Bid vs. Ask
Updated on March 13, 2019
When looking at a stock quote, you will typically see a stock’s current price, volume, and the bid and ask prices. Often investors attempt to buy or sell a stock, focusing solely on the stock’s current price. They place an order at the stock’s current price and become confused why their buy or sell order isn’t executing. This is primarily due to the investor not paying attention to the bid and ask prices. The stock’s current price seems straightforward enough, but what do the bid and ask mean and why are they important?
What Are Bid and Ask Prices?
The bid and ask of a stock are the best potential prices that buyers and sellers are willing to execute a deal at. Each stock will have both a bid and ask price, with the bid being the highest price buyers are willing to pay for a stock and the ask being the lowest price sellers are willing to sell a stock.
Where Do the Bid and Ask Prices Come From?
These two prices are determined from the buy and sell orders submitted by investors from all over the world. When someone wants to buy a stock, they will receive the stock at the ask price since this is the lowest price sellers are willing to give it up for. When someone wants to sell a stock, they will receive the bid price since this is the highest price buyers are willing to pay for a stock. In other words, a trade between two investors is only made when a seller’s ask price meets a buyer’s bid price and vice versa.
Bid and Ask Size #
The bid and ask are also both accompanied by a size # which lets you know how many shares are available at the bid and ask prices. Throughout a trading day, a stock can have multiple combinations of bid and ask prices and sizes as they are updated in real time just like the stock price itself. At any given time, only the best possible prices to buy and sell a stock will be shown as the bid and ask.
When looking at the bid and ask of a stock, it is also important to pay attention to the spread between the two. The bid-ask spread is simply the difference between the bid and ask price of a stock at any moment. A small bid-ask spread means the stock is highly liquid and can easily be traded because the prices wanted for buying and selling the stock are close to each other. A large bid/ask spread means the prices wanted for buying and selling the stock are farther away from each other, meaning the stock is not as liquid. This means an agreement between a buyer and seller will be less likely.
Bid-ask spreads are maintained and influenced by Market Makers to keep markets running efficiently. Market Makers are firms or individuals who buy and sell stocks to create a market, maintain liquidity, and hopefully return a hefty profit for themselves.

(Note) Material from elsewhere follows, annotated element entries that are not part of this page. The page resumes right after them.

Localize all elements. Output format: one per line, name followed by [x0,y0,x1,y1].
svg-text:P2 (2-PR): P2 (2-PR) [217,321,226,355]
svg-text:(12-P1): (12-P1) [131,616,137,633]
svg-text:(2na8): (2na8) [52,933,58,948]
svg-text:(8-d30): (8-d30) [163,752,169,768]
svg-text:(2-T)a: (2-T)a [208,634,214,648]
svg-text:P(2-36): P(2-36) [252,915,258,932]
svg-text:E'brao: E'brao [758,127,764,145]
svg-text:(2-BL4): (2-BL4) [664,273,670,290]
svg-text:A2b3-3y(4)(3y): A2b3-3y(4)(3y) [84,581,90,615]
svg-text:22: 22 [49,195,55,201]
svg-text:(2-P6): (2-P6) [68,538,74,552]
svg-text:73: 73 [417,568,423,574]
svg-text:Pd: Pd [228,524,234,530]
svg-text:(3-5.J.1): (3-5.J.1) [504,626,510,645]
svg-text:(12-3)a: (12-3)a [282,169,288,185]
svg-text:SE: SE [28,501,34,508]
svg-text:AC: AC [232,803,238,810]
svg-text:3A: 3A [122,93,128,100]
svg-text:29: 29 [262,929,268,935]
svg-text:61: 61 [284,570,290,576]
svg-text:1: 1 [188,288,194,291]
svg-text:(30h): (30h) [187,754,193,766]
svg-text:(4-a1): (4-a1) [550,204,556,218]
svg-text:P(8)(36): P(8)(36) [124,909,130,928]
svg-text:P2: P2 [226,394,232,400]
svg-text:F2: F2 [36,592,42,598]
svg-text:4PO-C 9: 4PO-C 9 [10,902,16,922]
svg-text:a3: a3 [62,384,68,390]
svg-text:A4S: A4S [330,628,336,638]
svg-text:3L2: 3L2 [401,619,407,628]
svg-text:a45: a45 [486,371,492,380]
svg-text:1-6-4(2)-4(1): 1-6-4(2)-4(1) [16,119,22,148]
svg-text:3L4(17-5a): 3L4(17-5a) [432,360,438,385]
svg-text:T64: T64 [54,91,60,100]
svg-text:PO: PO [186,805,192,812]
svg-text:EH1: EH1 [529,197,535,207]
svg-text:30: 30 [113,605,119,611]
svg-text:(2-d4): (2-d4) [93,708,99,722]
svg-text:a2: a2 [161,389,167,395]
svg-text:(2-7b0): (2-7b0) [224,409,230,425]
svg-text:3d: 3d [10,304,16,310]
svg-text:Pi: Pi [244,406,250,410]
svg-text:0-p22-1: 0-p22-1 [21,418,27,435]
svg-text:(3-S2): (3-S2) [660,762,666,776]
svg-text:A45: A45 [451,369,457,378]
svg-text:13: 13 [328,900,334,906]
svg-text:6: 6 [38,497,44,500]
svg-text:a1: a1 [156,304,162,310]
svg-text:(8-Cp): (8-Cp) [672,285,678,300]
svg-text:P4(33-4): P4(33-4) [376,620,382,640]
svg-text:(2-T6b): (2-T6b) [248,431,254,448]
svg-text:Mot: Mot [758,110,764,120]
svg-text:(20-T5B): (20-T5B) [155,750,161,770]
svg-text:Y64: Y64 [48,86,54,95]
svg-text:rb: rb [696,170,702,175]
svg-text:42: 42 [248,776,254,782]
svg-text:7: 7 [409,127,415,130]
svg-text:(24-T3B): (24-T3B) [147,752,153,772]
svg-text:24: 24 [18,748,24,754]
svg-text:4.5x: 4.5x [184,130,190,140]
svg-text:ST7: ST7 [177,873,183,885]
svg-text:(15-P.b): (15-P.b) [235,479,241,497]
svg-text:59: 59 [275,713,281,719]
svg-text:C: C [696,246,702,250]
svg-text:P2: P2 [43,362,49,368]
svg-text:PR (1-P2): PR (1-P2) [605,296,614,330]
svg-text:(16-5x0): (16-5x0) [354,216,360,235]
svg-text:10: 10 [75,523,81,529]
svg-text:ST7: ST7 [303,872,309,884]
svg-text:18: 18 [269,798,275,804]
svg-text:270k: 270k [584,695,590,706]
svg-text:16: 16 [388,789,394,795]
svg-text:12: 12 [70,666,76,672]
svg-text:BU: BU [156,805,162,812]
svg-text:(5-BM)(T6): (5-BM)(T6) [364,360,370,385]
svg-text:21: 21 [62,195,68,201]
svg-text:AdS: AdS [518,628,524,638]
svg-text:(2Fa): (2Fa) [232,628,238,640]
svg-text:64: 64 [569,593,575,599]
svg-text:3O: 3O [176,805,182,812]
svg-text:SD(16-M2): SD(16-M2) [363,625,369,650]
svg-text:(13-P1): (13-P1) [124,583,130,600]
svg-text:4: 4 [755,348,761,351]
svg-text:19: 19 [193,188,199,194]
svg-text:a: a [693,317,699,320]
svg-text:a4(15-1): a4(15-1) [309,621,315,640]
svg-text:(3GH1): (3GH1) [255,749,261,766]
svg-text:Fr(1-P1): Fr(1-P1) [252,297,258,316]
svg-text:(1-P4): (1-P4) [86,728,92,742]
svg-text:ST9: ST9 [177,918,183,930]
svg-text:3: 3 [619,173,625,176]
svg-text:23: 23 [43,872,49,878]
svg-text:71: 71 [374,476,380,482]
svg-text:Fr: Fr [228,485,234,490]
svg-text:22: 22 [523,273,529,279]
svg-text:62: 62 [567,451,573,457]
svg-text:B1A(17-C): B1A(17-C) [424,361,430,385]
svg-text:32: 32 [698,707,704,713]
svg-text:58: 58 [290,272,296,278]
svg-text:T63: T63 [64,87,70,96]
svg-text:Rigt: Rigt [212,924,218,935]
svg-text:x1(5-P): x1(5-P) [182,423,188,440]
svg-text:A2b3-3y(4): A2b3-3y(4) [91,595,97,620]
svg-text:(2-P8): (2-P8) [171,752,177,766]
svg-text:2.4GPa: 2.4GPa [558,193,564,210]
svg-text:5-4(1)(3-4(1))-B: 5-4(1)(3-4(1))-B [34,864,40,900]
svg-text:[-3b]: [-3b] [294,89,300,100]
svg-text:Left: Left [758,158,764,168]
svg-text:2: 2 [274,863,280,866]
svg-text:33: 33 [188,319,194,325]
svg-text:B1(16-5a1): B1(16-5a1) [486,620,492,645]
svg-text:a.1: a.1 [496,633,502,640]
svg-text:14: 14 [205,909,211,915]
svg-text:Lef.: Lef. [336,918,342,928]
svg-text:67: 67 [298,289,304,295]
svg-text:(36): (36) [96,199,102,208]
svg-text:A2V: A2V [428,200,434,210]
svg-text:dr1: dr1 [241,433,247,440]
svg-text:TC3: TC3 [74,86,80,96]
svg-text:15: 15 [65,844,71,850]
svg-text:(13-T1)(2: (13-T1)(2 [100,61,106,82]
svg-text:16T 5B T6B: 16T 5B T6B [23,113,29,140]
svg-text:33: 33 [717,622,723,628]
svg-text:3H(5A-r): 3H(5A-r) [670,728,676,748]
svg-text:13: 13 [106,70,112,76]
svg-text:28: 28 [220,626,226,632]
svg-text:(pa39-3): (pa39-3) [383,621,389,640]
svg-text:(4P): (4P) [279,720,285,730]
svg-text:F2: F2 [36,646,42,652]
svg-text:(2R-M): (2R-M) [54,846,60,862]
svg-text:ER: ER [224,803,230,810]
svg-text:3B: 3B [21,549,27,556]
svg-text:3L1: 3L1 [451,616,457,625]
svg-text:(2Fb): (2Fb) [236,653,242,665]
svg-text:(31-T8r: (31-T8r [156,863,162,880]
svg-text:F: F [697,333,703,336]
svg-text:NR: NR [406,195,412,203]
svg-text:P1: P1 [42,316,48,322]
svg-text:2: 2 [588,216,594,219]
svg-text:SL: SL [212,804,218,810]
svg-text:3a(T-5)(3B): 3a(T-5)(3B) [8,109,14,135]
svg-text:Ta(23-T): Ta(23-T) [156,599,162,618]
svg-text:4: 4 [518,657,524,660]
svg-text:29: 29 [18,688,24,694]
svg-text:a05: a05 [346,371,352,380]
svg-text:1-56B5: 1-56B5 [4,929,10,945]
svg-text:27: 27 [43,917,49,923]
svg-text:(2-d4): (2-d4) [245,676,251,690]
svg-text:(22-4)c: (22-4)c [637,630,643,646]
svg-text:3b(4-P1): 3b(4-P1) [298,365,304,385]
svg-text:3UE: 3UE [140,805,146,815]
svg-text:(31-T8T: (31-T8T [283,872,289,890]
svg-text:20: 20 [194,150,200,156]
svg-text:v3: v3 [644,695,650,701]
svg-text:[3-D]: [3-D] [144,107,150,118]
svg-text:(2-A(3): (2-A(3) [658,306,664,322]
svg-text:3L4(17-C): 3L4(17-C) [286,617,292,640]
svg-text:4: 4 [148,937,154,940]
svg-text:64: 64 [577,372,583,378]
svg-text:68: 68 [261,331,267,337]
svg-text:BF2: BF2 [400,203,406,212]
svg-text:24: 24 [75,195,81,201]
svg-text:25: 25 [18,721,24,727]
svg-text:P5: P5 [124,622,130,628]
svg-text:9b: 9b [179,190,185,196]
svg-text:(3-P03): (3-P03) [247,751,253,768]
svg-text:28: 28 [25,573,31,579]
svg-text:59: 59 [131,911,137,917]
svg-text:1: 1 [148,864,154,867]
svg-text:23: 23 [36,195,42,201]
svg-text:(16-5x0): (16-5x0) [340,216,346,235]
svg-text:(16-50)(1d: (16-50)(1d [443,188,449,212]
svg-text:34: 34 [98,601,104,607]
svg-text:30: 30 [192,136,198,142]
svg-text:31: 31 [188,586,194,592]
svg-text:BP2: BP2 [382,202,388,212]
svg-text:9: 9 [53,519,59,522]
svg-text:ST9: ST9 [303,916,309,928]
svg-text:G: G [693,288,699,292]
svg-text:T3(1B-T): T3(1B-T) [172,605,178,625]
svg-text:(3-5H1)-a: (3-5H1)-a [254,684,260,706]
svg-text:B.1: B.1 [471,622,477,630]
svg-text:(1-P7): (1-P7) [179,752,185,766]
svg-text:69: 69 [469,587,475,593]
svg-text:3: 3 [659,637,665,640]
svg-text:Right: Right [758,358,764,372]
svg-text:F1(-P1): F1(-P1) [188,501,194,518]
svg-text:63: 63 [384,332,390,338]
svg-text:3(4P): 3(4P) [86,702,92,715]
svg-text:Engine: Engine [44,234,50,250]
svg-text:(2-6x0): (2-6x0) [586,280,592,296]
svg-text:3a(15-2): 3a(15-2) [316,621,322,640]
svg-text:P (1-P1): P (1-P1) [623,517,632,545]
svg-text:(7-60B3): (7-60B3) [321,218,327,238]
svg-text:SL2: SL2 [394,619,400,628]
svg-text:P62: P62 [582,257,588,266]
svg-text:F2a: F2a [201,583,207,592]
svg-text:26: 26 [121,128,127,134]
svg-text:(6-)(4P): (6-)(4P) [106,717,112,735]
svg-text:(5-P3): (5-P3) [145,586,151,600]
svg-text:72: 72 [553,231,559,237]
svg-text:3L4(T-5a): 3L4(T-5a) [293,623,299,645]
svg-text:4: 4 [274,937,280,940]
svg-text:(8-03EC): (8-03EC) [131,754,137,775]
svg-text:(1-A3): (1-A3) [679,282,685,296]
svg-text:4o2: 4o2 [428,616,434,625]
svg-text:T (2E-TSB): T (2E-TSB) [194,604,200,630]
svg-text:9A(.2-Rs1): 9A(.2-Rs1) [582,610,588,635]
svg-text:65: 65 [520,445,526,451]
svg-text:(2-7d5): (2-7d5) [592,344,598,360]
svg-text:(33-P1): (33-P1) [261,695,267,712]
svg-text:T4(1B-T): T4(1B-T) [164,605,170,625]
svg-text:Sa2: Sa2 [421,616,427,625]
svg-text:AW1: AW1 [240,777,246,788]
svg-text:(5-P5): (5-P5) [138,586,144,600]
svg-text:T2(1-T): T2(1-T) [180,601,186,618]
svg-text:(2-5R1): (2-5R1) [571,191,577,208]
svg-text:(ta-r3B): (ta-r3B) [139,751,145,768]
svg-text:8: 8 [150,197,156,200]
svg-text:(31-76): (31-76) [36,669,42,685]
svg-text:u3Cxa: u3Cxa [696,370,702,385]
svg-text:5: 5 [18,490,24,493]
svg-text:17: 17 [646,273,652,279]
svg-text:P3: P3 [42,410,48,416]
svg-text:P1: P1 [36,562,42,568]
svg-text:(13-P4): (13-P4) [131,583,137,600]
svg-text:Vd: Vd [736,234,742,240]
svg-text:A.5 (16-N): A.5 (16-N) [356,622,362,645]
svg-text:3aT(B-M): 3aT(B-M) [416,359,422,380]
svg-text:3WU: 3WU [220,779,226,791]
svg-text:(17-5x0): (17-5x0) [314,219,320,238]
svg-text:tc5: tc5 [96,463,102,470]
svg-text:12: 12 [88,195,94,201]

For example, if you wanted to sell 10 shares of ZMT’s Camera Company at $100 a share, there would have to be someone wanting to buy 10 shares of ZMT’s Camera Company around the same time and at the exact same price you wanted to sell them at. Frequently this exact match is not met and a Market Maker would buy your 10 shares at the ask price of $100 a share. The market maker would then try to sell the 10 shares to another investor at a bid price above $100 and pocket the difference. This provides a Market Maker with a profit while also giving you a better opportunity to buy and sell stocks immediately at your desired price regardless if there is another investor matching your order.
When buying and selling stocks, make sure you are aware of the bid and ask prices! This will save you some confusion on why your orders might not be executing while also providing you a deeper look at what prices investors are willing to trade the stock for.